Mata saya tak berkedip membaca Majalah “Tempo” edisi terbaru... NGERIIIII BANCAKANNYA

Catatan Agustinus Edy Kristianto:

Mata saya tak berkedip membaca Majalah “Tempo” edisi terbaru (23 Juli 2023). 

Dua laporan membetot perhatian: 
(1) Pesta Pora Nikel Ilegal
(2) Di Balik Proyek Akuisisi PGN yang Merugi

*PGN = PT Perusahaan Gas Negara (anak usaha BUMN Pertamina yang bergerak di bidang gas alam)

Ada jejaring, pola, dan modus yang seolah menjembatani status-status saya selama ini, yang saya ibaratkan tombak bermata tiga: (1) melawan kejahatan bisnis/keuangan; (2) menentang kemunafikan elite; (3) membongkar ilusi kekuasaan.

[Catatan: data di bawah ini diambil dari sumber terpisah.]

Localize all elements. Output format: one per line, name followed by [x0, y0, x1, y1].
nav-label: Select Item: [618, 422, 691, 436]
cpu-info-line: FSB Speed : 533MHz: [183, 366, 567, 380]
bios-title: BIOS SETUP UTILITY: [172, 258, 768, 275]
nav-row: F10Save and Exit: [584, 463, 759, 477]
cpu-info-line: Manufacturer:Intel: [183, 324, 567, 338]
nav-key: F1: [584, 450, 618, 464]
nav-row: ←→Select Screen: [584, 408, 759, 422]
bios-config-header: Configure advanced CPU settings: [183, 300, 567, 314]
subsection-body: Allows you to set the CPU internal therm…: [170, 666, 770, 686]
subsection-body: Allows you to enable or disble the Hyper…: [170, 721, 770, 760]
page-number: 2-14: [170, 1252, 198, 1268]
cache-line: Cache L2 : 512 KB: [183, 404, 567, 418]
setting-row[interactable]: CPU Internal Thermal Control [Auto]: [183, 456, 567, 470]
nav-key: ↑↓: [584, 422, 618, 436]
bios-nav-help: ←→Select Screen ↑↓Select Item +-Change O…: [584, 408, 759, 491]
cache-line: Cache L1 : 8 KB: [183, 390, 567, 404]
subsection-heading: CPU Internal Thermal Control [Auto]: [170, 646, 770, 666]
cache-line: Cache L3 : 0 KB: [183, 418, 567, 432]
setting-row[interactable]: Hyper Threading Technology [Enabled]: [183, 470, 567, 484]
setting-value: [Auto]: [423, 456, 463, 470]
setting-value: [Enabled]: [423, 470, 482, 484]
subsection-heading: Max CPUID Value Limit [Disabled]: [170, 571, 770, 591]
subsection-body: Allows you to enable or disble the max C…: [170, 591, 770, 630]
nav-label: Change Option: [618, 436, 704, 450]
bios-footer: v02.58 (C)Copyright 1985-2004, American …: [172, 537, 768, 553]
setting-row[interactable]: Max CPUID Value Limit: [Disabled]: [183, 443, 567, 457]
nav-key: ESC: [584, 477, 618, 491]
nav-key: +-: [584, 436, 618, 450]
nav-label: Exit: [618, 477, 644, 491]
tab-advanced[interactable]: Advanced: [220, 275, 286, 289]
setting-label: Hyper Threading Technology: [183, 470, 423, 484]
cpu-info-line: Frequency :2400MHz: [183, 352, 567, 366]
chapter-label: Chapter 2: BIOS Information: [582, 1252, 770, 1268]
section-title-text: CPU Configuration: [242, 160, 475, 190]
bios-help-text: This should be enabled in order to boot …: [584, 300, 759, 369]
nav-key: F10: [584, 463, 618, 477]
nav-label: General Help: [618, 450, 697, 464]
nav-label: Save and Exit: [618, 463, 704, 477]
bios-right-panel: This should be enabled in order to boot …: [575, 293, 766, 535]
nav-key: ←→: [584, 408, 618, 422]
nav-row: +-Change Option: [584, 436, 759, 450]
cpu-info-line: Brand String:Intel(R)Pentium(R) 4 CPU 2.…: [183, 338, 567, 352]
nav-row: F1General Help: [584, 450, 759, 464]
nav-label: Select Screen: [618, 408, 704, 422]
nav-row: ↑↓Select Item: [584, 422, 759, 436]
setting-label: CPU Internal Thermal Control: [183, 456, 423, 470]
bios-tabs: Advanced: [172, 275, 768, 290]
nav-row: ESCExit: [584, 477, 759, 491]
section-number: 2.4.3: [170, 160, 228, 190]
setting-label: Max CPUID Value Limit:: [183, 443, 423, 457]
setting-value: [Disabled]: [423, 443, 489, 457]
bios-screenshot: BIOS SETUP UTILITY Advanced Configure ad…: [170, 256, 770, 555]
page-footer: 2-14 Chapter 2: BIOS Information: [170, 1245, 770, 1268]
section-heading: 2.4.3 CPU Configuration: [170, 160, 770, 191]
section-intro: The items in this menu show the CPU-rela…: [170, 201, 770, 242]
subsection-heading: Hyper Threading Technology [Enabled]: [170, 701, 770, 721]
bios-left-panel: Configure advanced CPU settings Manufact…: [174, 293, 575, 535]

Saya amat berkepentingan untuk menguraikan fakta-fakta jurnalistik yang ditulis “Tempo” untuk membuktikan apa yang saya tulis selama ini bukanlah omong-kosong.

Orang boleh kaya setinggi langit, berkuasa sekokoh baja, bergelar akademis sepanjang jalan, tapi semua itu gugur tak ada arti kalau hidupnya penuh omong-kosong dan kemunafikan.

*

Persis pada status sebelum ini, saya singgung dugaan skandal akuisisi Lapangan Kepodang, Blok Muriah, Jateng oleh PT Saka Energi Indonesia (anak perusahaan BUMN PT PGN Tbk) pada 2014 dari sebuah entitas bernama Sunny Ridge Offshore Limited (SROL). 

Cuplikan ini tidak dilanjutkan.